Het voordeel van passieve vaccinatie is dat het lichaam direct over specifieke verdedigingstroepen tegen het rubellavirus beschikt - het hoeft deze niet eerst aan te maken.

Maar er zijn ook nadelen: de passieve rubellavaccinatie is niet honderd procent veilig. Daarnaast breekt het lichaam de toegediende "vreemde" antistoffen in de loop van de tijd af. De vaccinatiebescherming die de passieve rubellavaccinatie biedt, duurt daarom slechts in beperkte mate. De passieve vaccinatie kan daarom een ​​"normale" (dus actieve) rubellavaccinatie niet vervangen, maar is alleen bedoeld voor acute noodgevallen.

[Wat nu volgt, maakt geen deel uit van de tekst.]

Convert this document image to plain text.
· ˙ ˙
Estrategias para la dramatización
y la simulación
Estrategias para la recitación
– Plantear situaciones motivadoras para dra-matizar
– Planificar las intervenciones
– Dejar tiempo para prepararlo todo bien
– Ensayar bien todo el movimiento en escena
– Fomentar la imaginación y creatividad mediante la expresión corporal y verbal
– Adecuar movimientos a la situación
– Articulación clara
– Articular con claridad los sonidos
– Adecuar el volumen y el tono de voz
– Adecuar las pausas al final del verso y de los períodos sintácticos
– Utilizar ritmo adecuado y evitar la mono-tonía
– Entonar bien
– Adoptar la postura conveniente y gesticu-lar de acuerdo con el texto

Rubella ondanks vaccinatie?

Zeer zelden worden mensen die tegen rubella zijn ingeënt toch later ziek. Meestal is dit omdat ze slechts één van de twee aanbevolen doses van het rodehondvaccin hebben gekregen. Een eenmalige rodehondvaccinatie biedt slechts ongeveer 95 procent bescherming. Dit betekent dat bij ongeveer vijf op de 100 mensen die slechts één dosis rubellavaccin hebben gekregen, het lichaam niet reageert door antilichamen aan te maken. Daarom bevelen experts de tweede vaccinatiedosis aan: deze moet ervoor zorgen dat de resterende vijf procent ook bescherming tegen rubella opbouwt.

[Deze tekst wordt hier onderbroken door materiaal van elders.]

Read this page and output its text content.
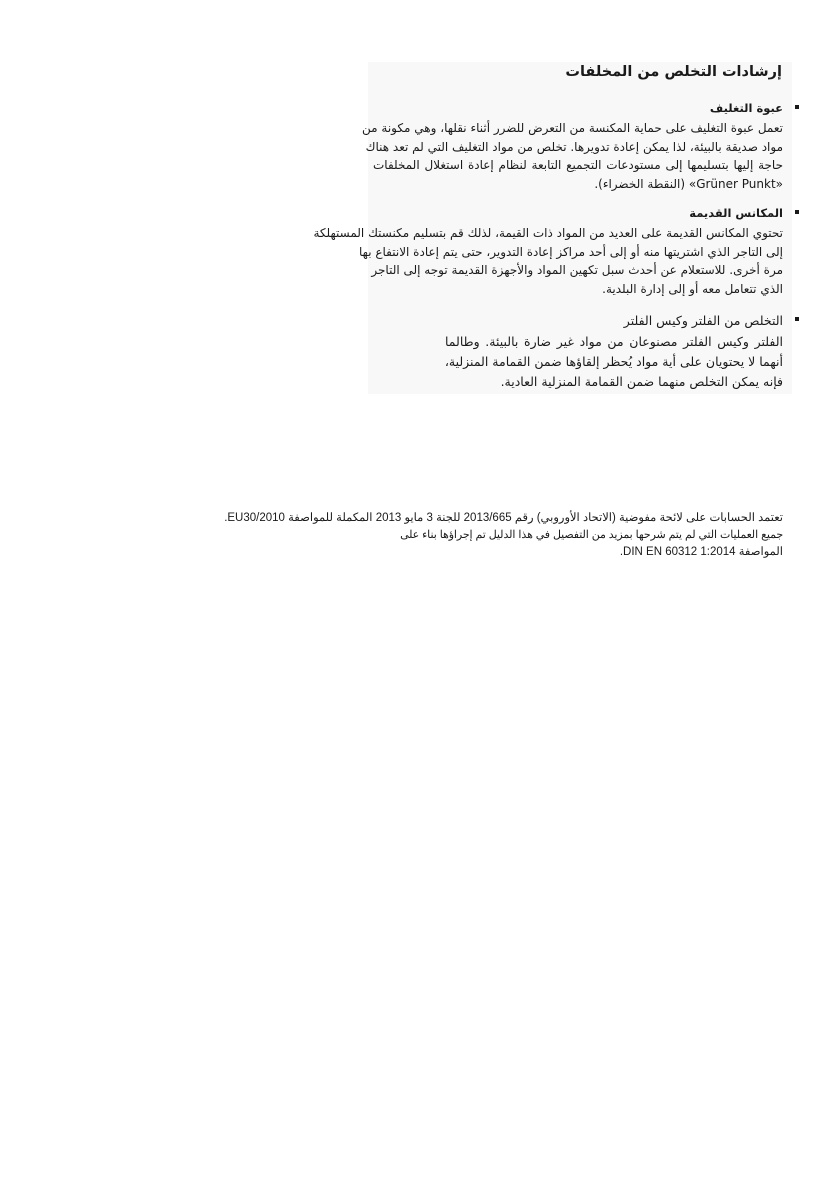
إرشادات التخلص من المخلفات
عبوة التغليف
تعمل عبوة التغليف على حماية المكنسة من التعرض للضرر أثناء نقلها، وهي مكونة من
مواد صديقة بالبيئة، لذا يمكن إعادة تدويرها. تخلص من مواد التغليف التي لم تعد هناك
حاجة إليها بتسليمها إلى مستودعات التجميع التابعة لنظام إعادة استغلال المخلفات
«Grüner Punkt» (النقطة الخضراء).
المكانس القديمة
تحتوي المكانس القديمة على العديد من المواد ذات القيمة، لذلك قم بتسليم مكنستك المستهلكة
إلى التاجر الذي اشتريتها منه أو إلى أحد مراكز إعادة التدوير، حتى يتم إعادة الانتفاع بها
مرة أخرى. للاستعلام عن أحدث سبل تكهين المواد والأجهزة القديمة توجه إلى التاجر
الذي تتعامل معه أو إلى إدارة البلدية.
التخلص من الفلتر وكيس الفلتر
الفلتر وكيس الفلتر مصنوعان من مواد غير ضارة بالبيئة. وطالما
أنهما لا يحتويان على أية مواد يُحظر إلقاؤها ضمن القمامة المنزلية،
فإنه يمكن التخلص منهما ضمن القمامة المنزلية العادية.
تعتمد الحسابات على لائحة مفوضية (الاتحاد الأوروبي) رقم 2013/665 للجنة 3 مايو 2013 المكملة للمواصفة EU30/2010.
جميع العمليات التي لم يتم شرحها بمزيد من التفصيل في هذا الدليل تم إجراؤها بناء على
المواصفة DIN EN 60312 1:2014.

Het komt praktisch nooit voor dat rubella ondanks vaccinatie met de twee aanbevolen vaccinatiedoses toch voorkomt. Als dit het geval is, is het waarschijnlijk dat het vaccin niet correct is toegediend. Dit is echter zeer onwaarschijnlijk in Duitsland en met ervaren artsen. De volledige rubellavaccinatie biedt in de regel een veilige en levenslange bescherming tegen infectie.